Function FCDFQ(ByVal F, ByVal df1, ByVal df2)

x1 = df2 / (df2 + F * df1)
x2 = F * df1 / (df2 + F * df1)

' calculate regularized Beta using min(x, 1-x)

If x1 < x2 Then
   FCDFQ = ibeta(x1, df2 / 2, df1 / 2)
Else
   FCDFQ = 1 - ibeta(x2, df1 / 2, df2 / 2)
End If

End Function


Function ibeta(ByVal x, ByVal a, ByVal b)

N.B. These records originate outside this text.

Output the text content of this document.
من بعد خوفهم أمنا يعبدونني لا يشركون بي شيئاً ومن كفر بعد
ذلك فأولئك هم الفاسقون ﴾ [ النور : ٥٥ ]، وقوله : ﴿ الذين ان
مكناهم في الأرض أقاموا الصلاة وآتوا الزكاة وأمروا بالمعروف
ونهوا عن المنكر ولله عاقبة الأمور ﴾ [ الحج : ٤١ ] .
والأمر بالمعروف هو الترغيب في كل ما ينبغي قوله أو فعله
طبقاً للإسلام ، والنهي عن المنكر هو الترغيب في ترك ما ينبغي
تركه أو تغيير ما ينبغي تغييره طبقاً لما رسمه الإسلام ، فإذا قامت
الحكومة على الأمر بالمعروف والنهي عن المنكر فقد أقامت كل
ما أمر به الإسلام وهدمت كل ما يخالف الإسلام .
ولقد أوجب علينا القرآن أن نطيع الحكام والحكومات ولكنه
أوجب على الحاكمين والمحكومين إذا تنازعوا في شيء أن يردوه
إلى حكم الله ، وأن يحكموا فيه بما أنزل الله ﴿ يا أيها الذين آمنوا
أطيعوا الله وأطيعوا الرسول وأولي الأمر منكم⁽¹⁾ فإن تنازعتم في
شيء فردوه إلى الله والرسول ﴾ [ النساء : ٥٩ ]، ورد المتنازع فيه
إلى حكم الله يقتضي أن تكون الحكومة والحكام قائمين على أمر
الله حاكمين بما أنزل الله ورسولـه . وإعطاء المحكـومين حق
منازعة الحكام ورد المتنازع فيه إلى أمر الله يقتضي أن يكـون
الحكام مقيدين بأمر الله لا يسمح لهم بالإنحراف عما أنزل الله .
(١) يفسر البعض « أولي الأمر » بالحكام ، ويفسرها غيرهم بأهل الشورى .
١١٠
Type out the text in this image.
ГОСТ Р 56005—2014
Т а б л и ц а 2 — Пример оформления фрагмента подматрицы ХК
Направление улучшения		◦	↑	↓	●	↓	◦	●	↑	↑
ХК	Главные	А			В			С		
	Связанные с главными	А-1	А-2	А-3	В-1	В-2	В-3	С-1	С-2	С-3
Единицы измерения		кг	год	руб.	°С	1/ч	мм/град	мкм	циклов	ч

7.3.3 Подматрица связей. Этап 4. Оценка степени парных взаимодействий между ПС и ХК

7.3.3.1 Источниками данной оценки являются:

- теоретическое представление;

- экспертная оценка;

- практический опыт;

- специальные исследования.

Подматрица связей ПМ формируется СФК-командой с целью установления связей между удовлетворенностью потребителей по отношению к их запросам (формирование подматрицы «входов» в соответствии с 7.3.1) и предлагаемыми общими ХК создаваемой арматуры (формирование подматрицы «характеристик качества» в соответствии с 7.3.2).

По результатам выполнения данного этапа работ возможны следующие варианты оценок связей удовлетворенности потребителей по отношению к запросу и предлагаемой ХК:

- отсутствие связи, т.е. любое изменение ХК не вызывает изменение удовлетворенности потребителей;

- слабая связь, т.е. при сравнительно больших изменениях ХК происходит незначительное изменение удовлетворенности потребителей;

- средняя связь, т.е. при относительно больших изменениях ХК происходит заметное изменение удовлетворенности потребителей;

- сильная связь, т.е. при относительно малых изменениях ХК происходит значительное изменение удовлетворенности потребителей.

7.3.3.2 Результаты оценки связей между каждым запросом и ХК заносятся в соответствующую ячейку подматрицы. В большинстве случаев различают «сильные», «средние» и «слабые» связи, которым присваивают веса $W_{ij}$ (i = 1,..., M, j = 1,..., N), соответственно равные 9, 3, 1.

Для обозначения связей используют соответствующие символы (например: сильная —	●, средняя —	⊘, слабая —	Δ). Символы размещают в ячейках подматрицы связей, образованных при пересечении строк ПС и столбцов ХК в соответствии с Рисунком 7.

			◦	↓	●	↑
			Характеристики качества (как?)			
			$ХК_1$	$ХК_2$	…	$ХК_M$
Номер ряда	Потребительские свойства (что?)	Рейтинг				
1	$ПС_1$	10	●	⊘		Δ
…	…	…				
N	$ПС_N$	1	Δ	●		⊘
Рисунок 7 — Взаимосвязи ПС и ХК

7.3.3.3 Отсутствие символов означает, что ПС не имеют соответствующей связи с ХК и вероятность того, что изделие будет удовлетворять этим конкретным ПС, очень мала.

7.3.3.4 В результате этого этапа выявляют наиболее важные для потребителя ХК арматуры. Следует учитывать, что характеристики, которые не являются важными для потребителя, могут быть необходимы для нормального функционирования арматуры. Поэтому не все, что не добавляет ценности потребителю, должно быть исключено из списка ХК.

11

tiny = 1E-300   ' a value close to smallest floating point number
c = 1
d = 1 - (a + b) * x / (a + 1)
If (Abs(d) < tiny) Then d = tiny
d = 1 / d
h = d
m = 1
Do
   amm = a + m + m
   aa = m * (b - m) * x / ((amm - 1) * amm)
   d = 1 + aa * d
   If (Abs(d) < tiny) Then d = tiny
   c = 1 + aa / c
   If (Abs(c) < tiny) Then c = tiny
   d = 1 / d
   h = (d * c) * h
   aa = -(a + m) * (a + b + m) * x / (amm * (amm + 1))
   d = 1 + aa * d
   If (Abs(d) < tiny) Then d = tiny
   c = 1 + aa / c
   If (Abs(c) < tiny) Then c = tiny
   d = 1 / d
   adj = d * c
   h = h * adj
   m = m + 1
Loop Until (adj = 1) Or (m > 200)

If m > 200 Then
   ibeta = -1    ' flag error due to no convergence, should never be returned
Else
   ibeta = h * x ^ a * (1 - x) ^ b / a / betafn(a, b)
End If

End Function


Function hGamma(ByVal k)  ' evaluates Gamma for k=0.5, 1, 1.5, 2, 2.5, 3, ...

k = Int(2 * k + 0.5) / 2 ' round input to integer or half-integer
If k = Int(k) Then g = 1 Else g = Sqr(Pi)

Do While k > 1.25
  k = k - 1
  g = g * k
Loop

hGamma = g

End Function


Function betafn(ByVal v, ByVal w)

betafn = hGamma(v) * hGamma(w) / hGamma(v + w)

End Function

This is what I currently use in Excel for calculating the upper F integral.

Dieter